Они познакомились лет уже семь или восемь назад на далекой сибирской стройке, куда Лева Малахитов, в то время молодой молодежный деятель, приехал с неопределенной целью.
Лева, легкомысленно-прогрессивный, гулял по эстакаде, говорил все, что полагается: «Ну как, ребята? Ну как, девчата?» – иной раз застывал, каменел, суровел – в необозримой сибирской дали виднелись ему костры Ермака. Быстро с его приездом наладилась на стройке общественно-массовая и культурная работа.
Ночь просидев с инженерами, Лева сдвинул с мертвой точки расчет важнейшего узла плотины.
Однажды, стоя с шестом на бешено несущемся плоту, мчась по дико стремительной реке, стоя с шестом среди бурунов, валунов, стоя с шестом в туче брызг, в радугах, пьяный без вина и счастливый, стоя с шестом на плоту, он увидел вдруг на берегу замысловато-одинокий портальный кран. Сперва показалось, что на будке установлены голубые прожекторы, а это были Нинины очи.
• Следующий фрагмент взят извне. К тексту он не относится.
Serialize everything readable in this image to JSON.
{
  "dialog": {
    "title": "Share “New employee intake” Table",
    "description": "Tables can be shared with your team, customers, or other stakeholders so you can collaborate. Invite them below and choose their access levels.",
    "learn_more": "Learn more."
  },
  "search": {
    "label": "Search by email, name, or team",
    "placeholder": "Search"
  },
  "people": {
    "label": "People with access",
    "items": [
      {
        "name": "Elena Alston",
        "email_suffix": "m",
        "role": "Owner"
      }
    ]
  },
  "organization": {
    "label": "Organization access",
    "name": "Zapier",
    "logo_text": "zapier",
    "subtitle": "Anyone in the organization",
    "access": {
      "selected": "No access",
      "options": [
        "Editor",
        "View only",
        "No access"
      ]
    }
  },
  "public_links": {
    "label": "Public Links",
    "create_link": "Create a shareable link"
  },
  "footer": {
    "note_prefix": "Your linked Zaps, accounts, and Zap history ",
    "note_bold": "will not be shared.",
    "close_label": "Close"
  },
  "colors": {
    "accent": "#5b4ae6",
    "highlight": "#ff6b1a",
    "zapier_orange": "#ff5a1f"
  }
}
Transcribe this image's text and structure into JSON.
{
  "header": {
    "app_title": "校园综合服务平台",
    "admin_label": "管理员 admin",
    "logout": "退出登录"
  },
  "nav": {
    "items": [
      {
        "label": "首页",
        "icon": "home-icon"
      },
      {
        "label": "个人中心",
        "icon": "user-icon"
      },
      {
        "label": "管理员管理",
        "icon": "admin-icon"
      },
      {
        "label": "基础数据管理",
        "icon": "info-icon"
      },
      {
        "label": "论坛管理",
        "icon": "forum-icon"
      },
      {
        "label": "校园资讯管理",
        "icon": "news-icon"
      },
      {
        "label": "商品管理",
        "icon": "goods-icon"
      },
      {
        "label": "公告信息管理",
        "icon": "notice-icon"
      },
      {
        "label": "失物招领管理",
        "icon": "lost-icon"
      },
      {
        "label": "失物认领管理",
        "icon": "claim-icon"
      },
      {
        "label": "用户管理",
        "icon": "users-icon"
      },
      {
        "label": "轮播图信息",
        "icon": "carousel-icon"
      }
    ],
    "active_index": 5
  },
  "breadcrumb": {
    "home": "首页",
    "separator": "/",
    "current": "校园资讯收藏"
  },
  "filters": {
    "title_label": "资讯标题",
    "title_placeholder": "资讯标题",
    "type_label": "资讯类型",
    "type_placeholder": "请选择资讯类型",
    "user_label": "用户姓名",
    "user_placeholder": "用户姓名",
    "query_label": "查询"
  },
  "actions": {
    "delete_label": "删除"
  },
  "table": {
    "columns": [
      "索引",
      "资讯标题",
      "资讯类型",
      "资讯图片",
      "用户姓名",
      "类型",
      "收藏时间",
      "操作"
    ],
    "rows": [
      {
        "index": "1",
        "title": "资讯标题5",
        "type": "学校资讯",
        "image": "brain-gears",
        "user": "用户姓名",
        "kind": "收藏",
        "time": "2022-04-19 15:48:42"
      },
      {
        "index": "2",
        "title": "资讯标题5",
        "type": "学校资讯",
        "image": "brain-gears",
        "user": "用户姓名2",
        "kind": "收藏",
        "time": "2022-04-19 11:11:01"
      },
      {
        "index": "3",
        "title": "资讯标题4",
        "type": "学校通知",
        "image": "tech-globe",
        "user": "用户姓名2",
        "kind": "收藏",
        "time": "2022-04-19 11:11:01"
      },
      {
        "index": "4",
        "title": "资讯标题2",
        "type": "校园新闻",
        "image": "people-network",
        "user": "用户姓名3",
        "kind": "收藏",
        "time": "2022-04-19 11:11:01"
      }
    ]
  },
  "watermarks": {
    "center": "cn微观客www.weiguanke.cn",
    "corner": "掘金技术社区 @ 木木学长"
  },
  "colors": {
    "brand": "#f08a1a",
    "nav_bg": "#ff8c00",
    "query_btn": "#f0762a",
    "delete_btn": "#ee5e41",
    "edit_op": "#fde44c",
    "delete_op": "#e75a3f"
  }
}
Нина, малообразованная, но мечтательная девушка, работала тогда на одиноком башенном кране в тайге. Сколько раз мечтала она, жмурясь на реку, о появлении в облаке брызг сказочно прекрасного моложавого комсомольца, и вот он появился – Лева Малахитов.
Круто сманеврировать между скал и причалить к подножке стального великана, припасть к ногам прожектороглазой Нины было для Левы делом одной минуты.
До вечера пробыли они вдвоем в будке крана, вируя и майная, перетаскивая валуны с места на место, чтобы не сидеть без дела.
И вот уже ярко сверкающий день сменился пылко красным закатом, когда Нина и Лева оказались возле будущей гидростанции. Здесь, в роторе турбины, произошла их первая любовь.
О их свадьбе долго еще ходили разные россказни по необозримой Сибири.
Ну, говорили: например…
В Москве Нина занялась самообразованием. Неожиданно выявились недюжинные, а проще сказать, фантастические способности. Нина глотала книгу за книгой. В любое время ночи Лева, просыпаясь, видел ее головку, упирающуюся лбом в настольную лампу. Сначала пошли классики. Потом зарубежная современная литература. Одновременно овладела тремя европейскими языками. Тут как раз вошла она в компанию самых серьезных людей в Москве и с должным презрением судила в этом кругу современную отечественную словесность. Пошла философия – Гегель, Кант, изучение дзэнбуддизма, возврат к христианству, новый отход от него, ночные слезы в подушку рядом с безмятежно храпящим Левой, ночные слезы о судьбе человека, утренняя серьезность, на припухшем лице – очки (мой добрый филин), попытка чтения вслух и критика всемирно известного мужа.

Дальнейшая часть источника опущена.